Decision Record (for future reference)
Date: 2026-02-02 Trigger: Reduced CHUNK_MAX_BYTES from 32KB to 6KB to prevent Ollama nomic-embed-text context window overflow (8192 tokens).
Downstream consequences identified:
- Chunk ID headroom reduced (1000 slots, now ~333 used for 2MB docs) -- acceptable, no action needed
- Vector search dedup pressure increased 5x -- fixed with adaptive multiplier
- Embedding DB grows ~5x -- acceptable at current scale (~7.5MB)

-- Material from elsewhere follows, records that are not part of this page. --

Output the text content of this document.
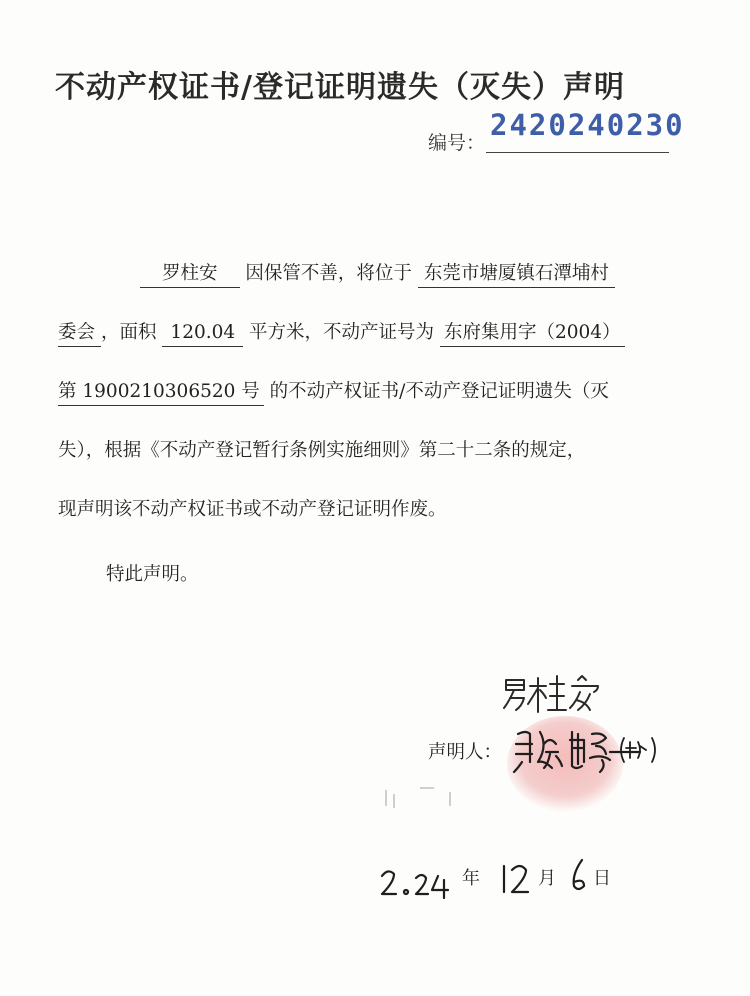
不动产权证书/登记证明遗失（灭失）声明
编号：
2420240230
罗柱安 因保管不善，将位于 东莞市塘厦镇石潭埔村
委会 ，面积 120.04 平方米，不动产证号为 东府集用字（2004）
第 1900210306520 号 的不动产权证书/不动产登记证明遗失（灭
失），根据《不动产登记暂行条例实施细则》第二十二条的规定，
现声明该不动产权证书或不动产登记证明作废。
特此声明。
声明人：
年	月 日
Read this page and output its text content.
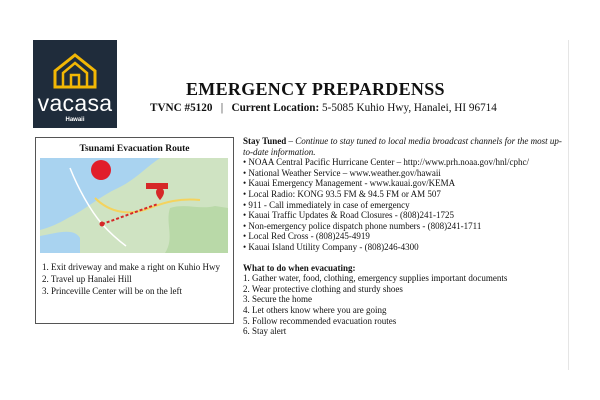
vacasa
Hawaii
EMERGENCY PREPARDENSS
TVNC #5120 | Current Location: 5-5085 Kuhio Hwy, Hanalei, HI 96714
Tsunami Evacuation Route
1. Exit driveway and make a right on Kuhio Hwy
2. Travel up Hanalei Hill
3. Princeville Center will be on the left

Stay Tuned – Continue to stay tuned to local media broadcast channels for the most up-to-date information.

• NOAA Central Pacific Hurricane Center – http://www.prh.noaa.gov/hnl/cphc/
• National Weather Service – www.weather.gov/hawaii
• Kauai Emergency Management - www.kauai.gov/KEMA
• Local Radio: KONG 93.5 FM & 94.5 FM or AM 507
• 911 - Call immediately in case of emergency
• Kauai Traffic Updates & Road Closures - (808)241-1725
• Non-emergency police dispatch phone numbers - (808)241-1711
• Local Red Cross - (808)245-4919
• Kauai Island Utility Company - (808)246-4300

What to do when evacuating:

1. Gather water, food, clothing, emergency supplies important documents
2. Wear protective clothing and sturdy shoes
3. Secure the home
4. Let others know where you are going
5. Follow recommended evacuation routes
6. Stay alert
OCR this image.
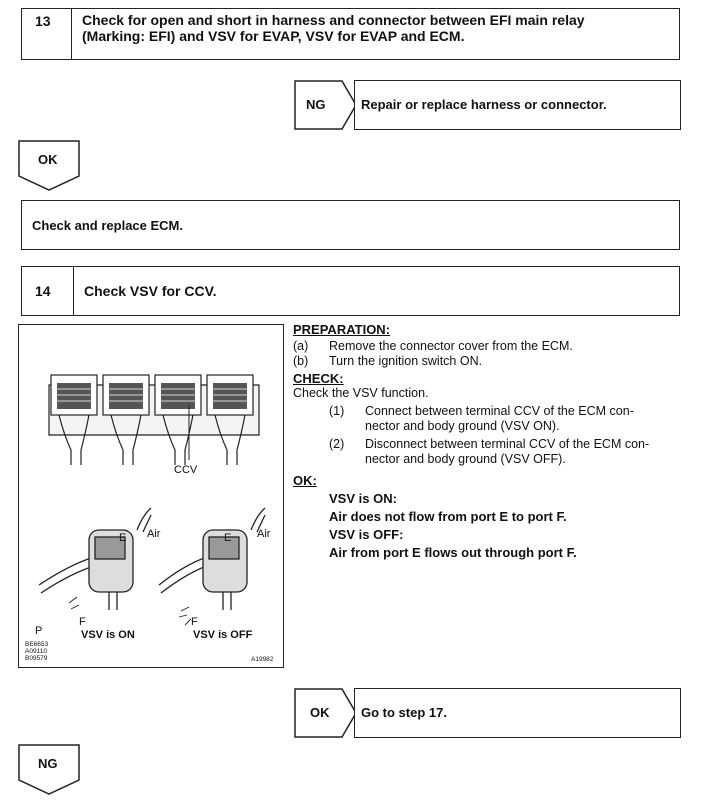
13 Check for open and short in harness and connector between EFI main relay
(Marking: EFI) and VSV for EVAP, VSV for EVAP and ECM.
NG	Repair or replace harness or connector.
OK
Check and replace ECM.
14 Check VSV for CCV.
CCV
E Air	E Air
F	F
VSV is ON	VSV is OFF
P
BE6653
A09110
B09579	A19982
PREPARATION:
(a)	Remove the connector cover from the ECM.
(b)	Turn the ignition switch ON.
CHECK:
Check the VSV function.
(1)	Connect between terminal CCV of the ECM con-
nector and body ground (VSV ON).
(2)	Disconnect between terminal CCV of the ECM con-
nector and body ground (VSV OFF).
OK:
VSV is ON:
Air does not flow from port E to port F.
VSV is OFF:
Air from port E flows out through port F.
OK Go to step 17.
NG
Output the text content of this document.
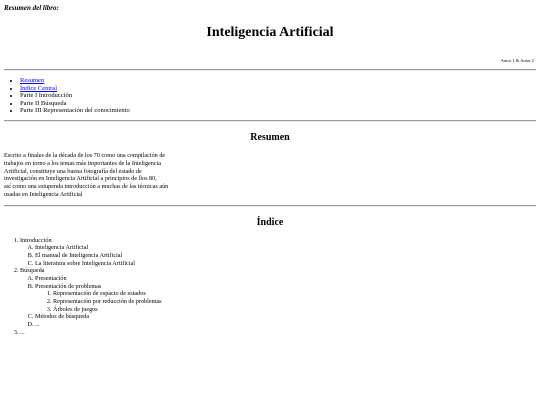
Resumen del libro:

Inteligencia Artificial
Autor 1 & Autor 2
• Resumen
• Índice Central
• Parte I Introducción
• Parte II Búsqueda
• Parte III Representación del conocimiento
Resumen
Escrito a finales de la década de los 70 como una compilación de
trabajos en torno a los temas más importantes de la Inteligencia
Artificial, constituye una buena fotografía del estado de
investigación en Inteligencia Artificial a principios de llos 80,
así como una estupenda introducción a muchas de las técnicas aún
usadas en Inteligencia Artificial
Índice
1. Introducción
A. Inteligencia Artificial
B. El manual de Inteligencia Artificial
C. La literatura sobre Inteligencia Artificial
2. Búsqueda
A. Presentación
B. Presentación de problemas
1. Representación de espacio de estados
2. Representación por reducción de problemas
3. Árboles de juegos
C. Métodos de búsqueda
D. ...
3. ...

- Mixed chunk sizes degrade search -- fixed with config drift detection
- Ollama API call volume increases proportionally -- acceptable for local model
Rejected alternatives:
- Two-phase KNN fetch (fetch, check, re-fetch with higher k): adds code complexity for marginal improvement over adaptive. sqlite-vec doesn't support OFFSET in KNN queries, requiring full re-query.
- Generous static multiplier (15x): wastes KNN budget on datasets where documents are small. Over-allocates permanently instead of adapting.
- Manual
--fullas the only drift remedy: requires users to understand chunk config internals. Violates principle of least surprise.